Kunkel is a six-time national event champion with titles in Super Stock, Super Gas, and Super Street, so he’s obviously quite versatile. Kunkel is also a perfect 6-0 in national event final rounds so once he gets close to the money, there’s a strong chance he’ll finish the job. Once he defeated Stinnett in Friday’s final round, his confidence was brimming as he prepared for the second half of the double-header on Sunday.

“On Friday, in the first two or three rounds, I felt like I was in Vegas playing on house money,” said Kunkel. “I was really just having some fun with the new car.

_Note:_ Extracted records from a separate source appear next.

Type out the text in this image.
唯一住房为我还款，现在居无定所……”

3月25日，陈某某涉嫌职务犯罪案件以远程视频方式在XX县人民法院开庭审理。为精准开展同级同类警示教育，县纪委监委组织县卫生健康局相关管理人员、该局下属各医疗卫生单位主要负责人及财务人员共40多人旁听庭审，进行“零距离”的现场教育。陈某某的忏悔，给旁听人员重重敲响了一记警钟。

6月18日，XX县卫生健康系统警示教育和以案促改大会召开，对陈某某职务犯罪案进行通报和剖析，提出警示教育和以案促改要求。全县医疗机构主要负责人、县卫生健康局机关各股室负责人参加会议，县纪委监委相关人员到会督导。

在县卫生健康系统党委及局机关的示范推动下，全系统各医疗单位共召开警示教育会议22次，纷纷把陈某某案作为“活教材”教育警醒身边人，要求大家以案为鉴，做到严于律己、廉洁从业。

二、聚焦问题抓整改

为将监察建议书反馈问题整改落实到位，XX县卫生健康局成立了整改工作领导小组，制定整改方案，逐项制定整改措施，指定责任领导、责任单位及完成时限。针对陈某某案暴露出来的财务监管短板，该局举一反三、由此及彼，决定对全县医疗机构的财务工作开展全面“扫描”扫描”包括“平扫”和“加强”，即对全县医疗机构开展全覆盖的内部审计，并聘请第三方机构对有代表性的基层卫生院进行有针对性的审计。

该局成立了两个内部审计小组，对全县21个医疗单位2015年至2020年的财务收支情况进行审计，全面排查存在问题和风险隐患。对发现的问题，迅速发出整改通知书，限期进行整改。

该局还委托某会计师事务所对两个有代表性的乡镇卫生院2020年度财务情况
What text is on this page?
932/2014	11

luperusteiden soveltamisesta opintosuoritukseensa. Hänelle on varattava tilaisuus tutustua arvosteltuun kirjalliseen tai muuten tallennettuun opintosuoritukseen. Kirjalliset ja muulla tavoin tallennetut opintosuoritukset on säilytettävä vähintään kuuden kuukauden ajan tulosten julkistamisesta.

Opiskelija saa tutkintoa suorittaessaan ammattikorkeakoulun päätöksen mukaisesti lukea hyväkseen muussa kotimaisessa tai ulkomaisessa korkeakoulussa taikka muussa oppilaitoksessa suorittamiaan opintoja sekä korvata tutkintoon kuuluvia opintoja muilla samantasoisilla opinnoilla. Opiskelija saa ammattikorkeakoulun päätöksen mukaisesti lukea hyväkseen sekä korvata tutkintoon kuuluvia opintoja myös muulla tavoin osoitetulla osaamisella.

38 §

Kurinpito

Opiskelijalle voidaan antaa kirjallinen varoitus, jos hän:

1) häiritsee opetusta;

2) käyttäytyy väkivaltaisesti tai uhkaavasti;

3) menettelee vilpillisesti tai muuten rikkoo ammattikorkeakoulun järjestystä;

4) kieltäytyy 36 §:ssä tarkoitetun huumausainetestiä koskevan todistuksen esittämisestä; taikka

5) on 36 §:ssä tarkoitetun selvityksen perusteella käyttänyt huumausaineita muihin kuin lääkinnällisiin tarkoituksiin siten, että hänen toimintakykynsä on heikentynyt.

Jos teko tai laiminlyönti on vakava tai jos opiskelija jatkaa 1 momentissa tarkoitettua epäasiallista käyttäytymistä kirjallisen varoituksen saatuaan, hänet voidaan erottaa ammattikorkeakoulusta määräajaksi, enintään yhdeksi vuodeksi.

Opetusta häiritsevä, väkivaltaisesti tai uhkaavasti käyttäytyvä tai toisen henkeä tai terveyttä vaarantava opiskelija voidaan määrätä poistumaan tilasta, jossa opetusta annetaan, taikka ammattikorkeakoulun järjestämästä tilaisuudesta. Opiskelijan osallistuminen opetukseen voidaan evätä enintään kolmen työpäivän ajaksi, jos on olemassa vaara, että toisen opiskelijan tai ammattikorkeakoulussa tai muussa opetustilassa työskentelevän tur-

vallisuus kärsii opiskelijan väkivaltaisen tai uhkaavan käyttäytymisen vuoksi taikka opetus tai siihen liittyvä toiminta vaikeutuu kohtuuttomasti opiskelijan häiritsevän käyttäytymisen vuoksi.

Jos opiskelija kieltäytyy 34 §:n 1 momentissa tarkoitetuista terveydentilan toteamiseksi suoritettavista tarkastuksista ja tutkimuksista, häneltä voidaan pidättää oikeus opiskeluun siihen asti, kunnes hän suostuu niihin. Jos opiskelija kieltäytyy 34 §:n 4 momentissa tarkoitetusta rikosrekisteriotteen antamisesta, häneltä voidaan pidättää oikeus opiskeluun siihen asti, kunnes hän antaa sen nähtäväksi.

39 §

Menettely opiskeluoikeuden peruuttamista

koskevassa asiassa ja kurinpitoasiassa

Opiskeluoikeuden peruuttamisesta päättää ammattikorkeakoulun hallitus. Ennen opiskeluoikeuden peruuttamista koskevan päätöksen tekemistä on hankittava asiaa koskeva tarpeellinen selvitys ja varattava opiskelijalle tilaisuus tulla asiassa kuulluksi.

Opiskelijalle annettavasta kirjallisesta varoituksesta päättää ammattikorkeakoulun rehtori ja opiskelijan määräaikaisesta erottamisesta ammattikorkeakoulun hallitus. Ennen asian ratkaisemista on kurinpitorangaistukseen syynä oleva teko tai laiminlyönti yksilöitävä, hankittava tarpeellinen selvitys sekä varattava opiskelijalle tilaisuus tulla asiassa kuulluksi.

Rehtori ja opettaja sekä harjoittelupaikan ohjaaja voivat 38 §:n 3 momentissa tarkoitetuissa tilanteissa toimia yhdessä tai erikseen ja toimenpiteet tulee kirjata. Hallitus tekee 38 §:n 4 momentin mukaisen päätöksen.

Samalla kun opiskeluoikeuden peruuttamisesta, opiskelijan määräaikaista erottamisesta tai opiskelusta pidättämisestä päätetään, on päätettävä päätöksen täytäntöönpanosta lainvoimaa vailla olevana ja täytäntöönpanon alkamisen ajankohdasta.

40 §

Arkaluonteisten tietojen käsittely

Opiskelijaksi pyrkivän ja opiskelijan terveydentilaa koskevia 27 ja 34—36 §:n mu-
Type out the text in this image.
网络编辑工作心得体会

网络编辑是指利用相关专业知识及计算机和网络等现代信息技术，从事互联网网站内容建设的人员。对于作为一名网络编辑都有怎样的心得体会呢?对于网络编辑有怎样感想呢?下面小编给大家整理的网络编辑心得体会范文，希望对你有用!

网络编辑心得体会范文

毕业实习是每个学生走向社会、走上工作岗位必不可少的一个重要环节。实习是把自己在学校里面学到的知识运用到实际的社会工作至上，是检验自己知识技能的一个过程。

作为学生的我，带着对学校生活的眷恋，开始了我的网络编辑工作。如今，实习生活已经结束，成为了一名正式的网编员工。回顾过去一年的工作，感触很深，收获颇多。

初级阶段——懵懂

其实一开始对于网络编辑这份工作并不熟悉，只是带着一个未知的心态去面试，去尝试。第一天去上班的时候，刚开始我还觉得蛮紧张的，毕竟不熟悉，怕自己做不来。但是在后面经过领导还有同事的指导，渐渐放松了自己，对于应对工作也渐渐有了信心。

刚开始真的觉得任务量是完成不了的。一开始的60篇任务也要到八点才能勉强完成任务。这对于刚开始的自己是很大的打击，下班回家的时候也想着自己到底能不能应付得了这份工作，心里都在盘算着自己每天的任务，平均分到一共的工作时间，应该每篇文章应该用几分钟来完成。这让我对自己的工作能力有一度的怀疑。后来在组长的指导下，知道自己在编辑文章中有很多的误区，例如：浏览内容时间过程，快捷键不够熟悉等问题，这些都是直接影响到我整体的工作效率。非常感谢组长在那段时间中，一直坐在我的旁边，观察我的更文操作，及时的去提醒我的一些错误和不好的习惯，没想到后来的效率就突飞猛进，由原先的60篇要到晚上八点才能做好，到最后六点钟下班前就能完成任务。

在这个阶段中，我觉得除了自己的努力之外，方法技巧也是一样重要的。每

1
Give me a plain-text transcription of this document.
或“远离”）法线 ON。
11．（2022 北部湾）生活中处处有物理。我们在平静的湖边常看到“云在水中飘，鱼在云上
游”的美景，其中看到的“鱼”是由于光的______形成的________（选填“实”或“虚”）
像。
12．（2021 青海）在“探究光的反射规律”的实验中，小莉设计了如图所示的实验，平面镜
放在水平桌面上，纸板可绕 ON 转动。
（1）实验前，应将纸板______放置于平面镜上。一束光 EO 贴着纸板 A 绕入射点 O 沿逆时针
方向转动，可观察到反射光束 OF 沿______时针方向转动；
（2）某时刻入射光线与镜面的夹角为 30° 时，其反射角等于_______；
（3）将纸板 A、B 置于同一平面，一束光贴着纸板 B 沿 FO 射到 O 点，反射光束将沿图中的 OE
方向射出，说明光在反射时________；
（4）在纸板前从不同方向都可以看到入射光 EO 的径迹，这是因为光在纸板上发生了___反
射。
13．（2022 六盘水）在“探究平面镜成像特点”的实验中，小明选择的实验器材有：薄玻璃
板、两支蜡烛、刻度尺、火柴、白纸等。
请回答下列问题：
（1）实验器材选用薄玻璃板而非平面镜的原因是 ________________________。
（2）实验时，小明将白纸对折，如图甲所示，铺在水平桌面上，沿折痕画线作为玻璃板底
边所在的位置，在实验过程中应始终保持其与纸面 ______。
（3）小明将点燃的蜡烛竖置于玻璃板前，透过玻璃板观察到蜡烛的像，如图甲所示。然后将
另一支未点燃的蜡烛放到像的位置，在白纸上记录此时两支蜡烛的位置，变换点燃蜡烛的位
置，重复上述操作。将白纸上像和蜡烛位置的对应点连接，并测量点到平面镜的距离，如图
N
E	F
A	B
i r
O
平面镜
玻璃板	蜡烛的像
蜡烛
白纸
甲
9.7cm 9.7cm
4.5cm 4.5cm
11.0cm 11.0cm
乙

When I won the fourth and fifth round, I realized that maybe I’m not playing on house money. Maybe I can actually win this thing. Once I got enough runs, I starting to think I might be able to do something good.

“By Sunday, I had a lot of confidence in the car, but I had to work on my lights. I really just didn’t want to go out early and have everything think the first win was a fluke. Once I got more data, I got the car zeroed in a little more. I didn’t care what lane I was in. I was just really comfortable.”

Kunkel’s starting line driving was also dramatically improved on Sunday as he made his way through eight more tough rounds. In the final, Kunkel completed the rout with a .003 light and an 8.93 to take a holeshot victory over Terry Pollard’s 8.91 effort.

“I’m still shocked to leave with two Wallys,” Kunkel said. “I probably cried more than I ever have after winning a race. When I started this whole deal, I was not sure if I could even put together a set-up like this. It goes against everything I’m used to but it’s really fun after you do it. It’s cool to go to the finish line and not left off. You don’t really need to look for the other guy, but I do think I’m going to put a mirror in the car just so I can tell if he’s broke. I’ve won some back-to-back bracket races but never been on a heater like this. I usually just read about people who do things like this.”